Optimizely Agent: Scaling Resilient Feature Delivery
Optimizely Agent: Scaling Resilient Feature DeliveryOptimizely Agent: Scaling Resilient Feature Delivery
Optimizely Agent: Scaling Resilient Feature Delivery
 
Working with data using Azure Functions.pdf
Working with data using Azure Functions.pdfWorking with data using Azure Functions.pdf
Working with data using Azure Functions.pdf
 
Full accesspolicyconsolidation for event processing systems
Full accesspolicyconsolidation for event processing systemsFull accesspolicyconsolidation for event processing systems
Full accesspolicyconsolidation for event processing systems
 
Microservices with .Net - NDC Sydney, 2016
Microservices with .Net - NDC Sydney, 2016Microservices with .Net - NDC Sydney, 2016
Microservices with .Net - NDC Sydney, 2016
 
The Art of The Event Streaming Application: Streams, Stream Processors and Sc...

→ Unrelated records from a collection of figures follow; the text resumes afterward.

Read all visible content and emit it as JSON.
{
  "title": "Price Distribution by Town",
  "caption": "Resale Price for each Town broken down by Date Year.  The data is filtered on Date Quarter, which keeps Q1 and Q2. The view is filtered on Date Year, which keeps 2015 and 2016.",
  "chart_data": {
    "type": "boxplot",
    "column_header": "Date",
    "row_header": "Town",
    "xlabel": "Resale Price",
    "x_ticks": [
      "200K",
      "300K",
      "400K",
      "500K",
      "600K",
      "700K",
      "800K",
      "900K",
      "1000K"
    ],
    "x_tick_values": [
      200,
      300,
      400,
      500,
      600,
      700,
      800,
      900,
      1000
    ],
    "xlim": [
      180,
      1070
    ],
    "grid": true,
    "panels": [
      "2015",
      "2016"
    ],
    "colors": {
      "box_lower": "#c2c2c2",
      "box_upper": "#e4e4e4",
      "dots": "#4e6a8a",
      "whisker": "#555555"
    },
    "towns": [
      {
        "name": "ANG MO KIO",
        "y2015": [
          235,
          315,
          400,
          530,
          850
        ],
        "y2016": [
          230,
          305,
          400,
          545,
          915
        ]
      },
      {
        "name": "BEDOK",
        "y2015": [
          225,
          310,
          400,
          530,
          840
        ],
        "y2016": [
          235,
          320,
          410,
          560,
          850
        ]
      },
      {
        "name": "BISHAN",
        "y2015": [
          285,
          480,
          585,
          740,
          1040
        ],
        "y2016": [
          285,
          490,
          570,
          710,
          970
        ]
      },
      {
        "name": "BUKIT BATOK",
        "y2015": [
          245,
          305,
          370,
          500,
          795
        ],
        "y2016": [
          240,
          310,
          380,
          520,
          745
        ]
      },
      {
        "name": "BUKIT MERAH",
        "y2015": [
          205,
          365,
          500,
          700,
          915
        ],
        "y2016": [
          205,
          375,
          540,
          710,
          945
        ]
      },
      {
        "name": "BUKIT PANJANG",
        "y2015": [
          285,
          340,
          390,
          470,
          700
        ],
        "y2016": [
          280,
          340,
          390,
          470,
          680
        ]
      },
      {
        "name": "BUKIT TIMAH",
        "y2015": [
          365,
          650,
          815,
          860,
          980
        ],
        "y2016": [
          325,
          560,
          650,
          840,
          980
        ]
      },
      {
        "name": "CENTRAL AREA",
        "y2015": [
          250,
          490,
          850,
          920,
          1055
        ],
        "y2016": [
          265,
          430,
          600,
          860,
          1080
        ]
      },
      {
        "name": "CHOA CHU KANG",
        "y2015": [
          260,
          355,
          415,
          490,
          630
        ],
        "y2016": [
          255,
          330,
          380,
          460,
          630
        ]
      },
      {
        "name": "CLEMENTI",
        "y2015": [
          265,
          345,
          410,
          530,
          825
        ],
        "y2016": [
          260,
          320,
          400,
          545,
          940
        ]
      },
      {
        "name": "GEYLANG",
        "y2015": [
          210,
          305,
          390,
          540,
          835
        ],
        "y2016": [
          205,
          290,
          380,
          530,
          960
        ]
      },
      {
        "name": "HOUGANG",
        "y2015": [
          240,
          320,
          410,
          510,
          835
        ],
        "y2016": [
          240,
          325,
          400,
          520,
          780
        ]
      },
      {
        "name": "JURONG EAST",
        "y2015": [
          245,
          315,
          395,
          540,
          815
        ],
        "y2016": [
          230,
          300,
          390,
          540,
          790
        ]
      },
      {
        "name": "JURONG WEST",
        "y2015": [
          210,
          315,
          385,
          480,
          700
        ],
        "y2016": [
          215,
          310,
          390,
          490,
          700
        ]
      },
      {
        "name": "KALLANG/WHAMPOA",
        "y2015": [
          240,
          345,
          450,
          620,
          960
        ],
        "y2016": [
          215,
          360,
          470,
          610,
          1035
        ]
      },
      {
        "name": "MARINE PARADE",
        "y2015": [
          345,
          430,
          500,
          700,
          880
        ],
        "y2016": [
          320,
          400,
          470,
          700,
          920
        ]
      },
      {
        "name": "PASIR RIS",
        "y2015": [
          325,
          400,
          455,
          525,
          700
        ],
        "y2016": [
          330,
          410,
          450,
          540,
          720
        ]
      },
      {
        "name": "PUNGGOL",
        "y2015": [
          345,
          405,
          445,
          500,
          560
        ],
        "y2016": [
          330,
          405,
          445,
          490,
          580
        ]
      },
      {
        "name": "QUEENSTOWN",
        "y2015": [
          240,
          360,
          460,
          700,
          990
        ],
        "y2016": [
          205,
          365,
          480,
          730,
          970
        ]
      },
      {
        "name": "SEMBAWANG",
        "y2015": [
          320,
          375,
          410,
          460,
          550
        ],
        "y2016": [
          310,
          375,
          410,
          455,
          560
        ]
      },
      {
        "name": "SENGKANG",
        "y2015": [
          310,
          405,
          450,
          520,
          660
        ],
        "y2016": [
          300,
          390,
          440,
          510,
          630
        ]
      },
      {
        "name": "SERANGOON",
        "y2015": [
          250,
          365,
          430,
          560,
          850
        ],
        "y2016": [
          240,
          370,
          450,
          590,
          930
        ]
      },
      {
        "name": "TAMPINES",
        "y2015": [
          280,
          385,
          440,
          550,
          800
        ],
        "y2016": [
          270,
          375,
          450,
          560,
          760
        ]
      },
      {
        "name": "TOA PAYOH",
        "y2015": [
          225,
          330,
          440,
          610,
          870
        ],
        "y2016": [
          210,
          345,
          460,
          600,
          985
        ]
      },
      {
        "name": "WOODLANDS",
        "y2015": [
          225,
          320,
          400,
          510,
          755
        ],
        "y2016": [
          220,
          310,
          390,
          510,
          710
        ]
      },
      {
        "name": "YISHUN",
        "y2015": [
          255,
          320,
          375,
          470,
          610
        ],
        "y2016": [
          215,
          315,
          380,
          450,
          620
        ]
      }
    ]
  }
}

The Art of The Event Streaming Application: Streams, Stream Processors and Sc...The Art of The Event Streaming Application: Streams, Stream Processors and Sc...
The Art of The Event Streaming Application: Streams, Stream Processors and Sc...
 
Kakfa summit london 2019 - the art of the event-streaming app
Kakfa summit london 2019 - the art of the event-streaming appKakfa summit london 2019 - the art of the event-streaming app
Kakfa summit london 2019 - the art of the event-streaming app
 
Fabric - Realtime stream processing framework
Fabric - Realtime stream processing frameworkFabric - Realtime stream processing framework
Fabric - Realtime stream processing framework
 
Observability foundations in dynamically evolving architectures
Observability foundations in dynamically evolving architecturesObservability foundations in dynamically evolving architectures
Observability foundations in dynamically evolving architectures
 
WSO2 Complex Event Processor - Product Overview
WSO2 Complex Event Processor - Product OverviewWSO2 Complex Event Processor - Product Overview
WSO2 Complex Event Processor - Product Overview
 
Flink Forward Berlin 2018: Amey Chaugule - "Threading Needles in a Haystack: ...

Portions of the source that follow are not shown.